Our piano was delivered this week - two average-sized guys, a fancy dolly, and a truck with a lift made it possible. I think the lift is really crucial for a smooth move. The piano was mostly in surprisingly good tune for an instrument that spent several weeks riding around who-knows-where on a truck and sitting on its side in warehouses. The company is Modern Piano Moving out of Missouri and their trucks make big loops around the eastern states picking up and delivering pianos several weeks later. Each team delivers from 7 to 10 instruments a day. They also a have a giant logo on the side of their truck that looks like a very long piano with wheels, sort of like a drag racer.
Now, back to our public radio station. I think that what I've been enjoying about it so much during this time of transition is the affirmation of the canon of music that I love and have devoted a lot of time to here in a new place for me. It provides some consistency and resonates with my childhood revelation that, to some extent, music is my family. The fact that this music has stood the test of time, a fact with which I am very familiar and have heard time and again, is now ringing true in my own experience. It is okay and probably very good to be devoted to a canon since it is an inherent aspect of the nature of a canon that the preserved material has been found to be of value by generations.

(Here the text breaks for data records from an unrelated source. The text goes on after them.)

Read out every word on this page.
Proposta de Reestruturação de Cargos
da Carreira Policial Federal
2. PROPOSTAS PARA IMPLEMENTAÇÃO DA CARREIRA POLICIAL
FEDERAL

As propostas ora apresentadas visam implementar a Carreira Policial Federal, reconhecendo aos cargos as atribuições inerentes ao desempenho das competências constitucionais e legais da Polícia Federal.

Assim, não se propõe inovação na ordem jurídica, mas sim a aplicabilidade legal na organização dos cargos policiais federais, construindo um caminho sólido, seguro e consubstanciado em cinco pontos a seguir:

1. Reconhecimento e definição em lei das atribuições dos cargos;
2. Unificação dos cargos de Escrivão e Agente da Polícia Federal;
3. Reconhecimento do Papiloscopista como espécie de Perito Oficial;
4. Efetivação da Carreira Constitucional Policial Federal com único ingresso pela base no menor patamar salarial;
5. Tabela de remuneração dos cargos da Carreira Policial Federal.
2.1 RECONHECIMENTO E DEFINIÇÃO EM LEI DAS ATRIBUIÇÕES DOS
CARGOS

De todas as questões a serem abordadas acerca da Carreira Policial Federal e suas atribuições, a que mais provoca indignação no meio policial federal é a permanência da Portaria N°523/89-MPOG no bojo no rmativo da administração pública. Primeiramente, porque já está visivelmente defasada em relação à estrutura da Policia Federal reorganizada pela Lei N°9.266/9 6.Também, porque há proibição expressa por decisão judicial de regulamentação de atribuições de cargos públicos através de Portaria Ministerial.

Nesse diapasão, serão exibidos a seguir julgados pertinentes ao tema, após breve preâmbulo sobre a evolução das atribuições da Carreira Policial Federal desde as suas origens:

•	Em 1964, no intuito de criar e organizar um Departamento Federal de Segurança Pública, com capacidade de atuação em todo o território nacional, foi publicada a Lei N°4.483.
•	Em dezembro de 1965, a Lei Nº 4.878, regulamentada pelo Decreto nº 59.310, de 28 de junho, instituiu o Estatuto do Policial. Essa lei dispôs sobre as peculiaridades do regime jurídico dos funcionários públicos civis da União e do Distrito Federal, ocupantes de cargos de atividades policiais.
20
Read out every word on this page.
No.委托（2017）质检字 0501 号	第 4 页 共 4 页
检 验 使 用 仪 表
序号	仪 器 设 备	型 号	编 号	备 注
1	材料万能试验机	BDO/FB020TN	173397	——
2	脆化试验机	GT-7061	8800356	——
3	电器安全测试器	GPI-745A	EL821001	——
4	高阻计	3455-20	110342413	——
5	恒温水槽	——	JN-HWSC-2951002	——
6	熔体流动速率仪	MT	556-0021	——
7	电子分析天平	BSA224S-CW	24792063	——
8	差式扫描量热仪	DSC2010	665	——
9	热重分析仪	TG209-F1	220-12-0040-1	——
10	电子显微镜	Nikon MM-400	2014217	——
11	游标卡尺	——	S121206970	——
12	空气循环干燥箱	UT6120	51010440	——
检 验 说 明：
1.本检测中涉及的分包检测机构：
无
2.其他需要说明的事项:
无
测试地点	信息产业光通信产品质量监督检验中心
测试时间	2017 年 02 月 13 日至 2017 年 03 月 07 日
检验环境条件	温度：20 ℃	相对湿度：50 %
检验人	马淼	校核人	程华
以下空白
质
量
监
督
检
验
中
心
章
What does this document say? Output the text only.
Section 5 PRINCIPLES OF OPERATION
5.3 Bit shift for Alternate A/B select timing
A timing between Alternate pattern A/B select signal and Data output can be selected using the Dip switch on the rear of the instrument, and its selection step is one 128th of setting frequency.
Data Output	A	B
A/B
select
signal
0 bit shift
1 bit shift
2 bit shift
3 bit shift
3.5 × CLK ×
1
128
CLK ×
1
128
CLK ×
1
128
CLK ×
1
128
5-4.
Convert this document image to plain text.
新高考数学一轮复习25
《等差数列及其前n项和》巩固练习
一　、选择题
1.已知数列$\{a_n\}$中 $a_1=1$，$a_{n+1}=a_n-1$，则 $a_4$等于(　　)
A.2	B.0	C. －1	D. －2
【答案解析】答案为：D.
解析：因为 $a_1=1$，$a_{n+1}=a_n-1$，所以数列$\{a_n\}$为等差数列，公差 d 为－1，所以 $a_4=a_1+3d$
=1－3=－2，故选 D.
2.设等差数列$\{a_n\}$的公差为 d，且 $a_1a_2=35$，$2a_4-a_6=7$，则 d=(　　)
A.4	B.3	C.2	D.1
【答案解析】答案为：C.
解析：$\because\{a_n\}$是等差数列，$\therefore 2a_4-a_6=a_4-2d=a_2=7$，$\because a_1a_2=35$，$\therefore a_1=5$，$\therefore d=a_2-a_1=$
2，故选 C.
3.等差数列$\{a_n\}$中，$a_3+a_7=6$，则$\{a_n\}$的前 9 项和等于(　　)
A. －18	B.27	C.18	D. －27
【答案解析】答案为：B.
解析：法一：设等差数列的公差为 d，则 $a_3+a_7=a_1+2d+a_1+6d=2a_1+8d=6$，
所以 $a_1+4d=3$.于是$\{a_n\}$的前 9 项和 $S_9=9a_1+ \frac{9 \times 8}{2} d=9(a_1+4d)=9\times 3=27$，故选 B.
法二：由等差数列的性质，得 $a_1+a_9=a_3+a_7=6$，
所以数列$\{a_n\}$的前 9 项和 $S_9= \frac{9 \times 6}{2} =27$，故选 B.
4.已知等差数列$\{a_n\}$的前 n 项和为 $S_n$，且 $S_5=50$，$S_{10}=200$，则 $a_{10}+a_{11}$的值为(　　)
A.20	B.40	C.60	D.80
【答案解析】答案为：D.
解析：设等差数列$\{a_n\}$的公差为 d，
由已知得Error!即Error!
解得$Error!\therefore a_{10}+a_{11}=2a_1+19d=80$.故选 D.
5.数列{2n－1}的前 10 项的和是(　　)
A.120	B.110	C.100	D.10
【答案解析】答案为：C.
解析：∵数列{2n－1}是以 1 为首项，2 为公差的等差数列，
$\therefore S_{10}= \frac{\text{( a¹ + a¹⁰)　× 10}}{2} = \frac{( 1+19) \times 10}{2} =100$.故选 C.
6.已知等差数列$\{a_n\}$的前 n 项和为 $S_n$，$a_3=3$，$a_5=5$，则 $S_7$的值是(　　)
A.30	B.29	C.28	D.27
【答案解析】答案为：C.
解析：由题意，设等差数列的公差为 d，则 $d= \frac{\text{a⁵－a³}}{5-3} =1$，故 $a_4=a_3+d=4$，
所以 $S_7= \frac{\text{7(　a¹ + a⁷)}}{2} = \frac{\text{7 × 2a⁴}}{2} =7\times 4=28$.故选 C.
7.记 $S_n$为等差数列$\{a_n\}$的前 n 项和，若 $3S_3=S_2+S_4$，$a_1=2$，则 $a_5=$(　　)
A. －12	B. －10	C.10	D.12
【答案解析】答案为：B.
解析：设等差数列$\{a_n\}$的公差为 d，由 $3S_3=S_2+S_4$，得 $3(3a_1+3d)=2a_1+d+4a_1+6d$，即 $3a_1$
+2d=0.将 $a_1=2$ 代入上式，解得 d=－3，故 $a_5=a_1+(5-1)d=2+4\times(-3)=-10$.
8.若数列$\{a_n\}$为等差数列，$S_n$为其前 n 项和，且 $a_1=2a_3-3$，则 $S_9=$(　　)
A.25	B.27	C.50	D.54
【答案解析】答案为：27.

You can trust the music to be strong, dependable, even powerful.
Another thing that has brought me peace during this move, and something that has been pretty much a spiritual bottom-line for me, is the sense of calling to this place, this work, this home, and so forth. When I wake up and am surprised that I am living in Florida, I just remind myself that it's fine because I was called to make this move. When I'm out walking and am tempted to covet someone else's house, I remind myself that everything happened in such a way with our house as you let us know that we are in the house we are suppose to be in. And when I wonder what I should be playing and where, I can look for a sense of calling to repertoire and events, and all will be well.
It occurs to me that the concept of calling, which is so important to many of us, is rarely explored in our popular culture.
Finally, on a really different note, as I was eating an orange a few mornings ago (an orange grown near here, I think, but packaged in New Jersey for some reason) our lovely wooden wind chime, made by disabled veterans and bearing the single word "peace," fell from the ceiling to the floor. I wonder what that means!?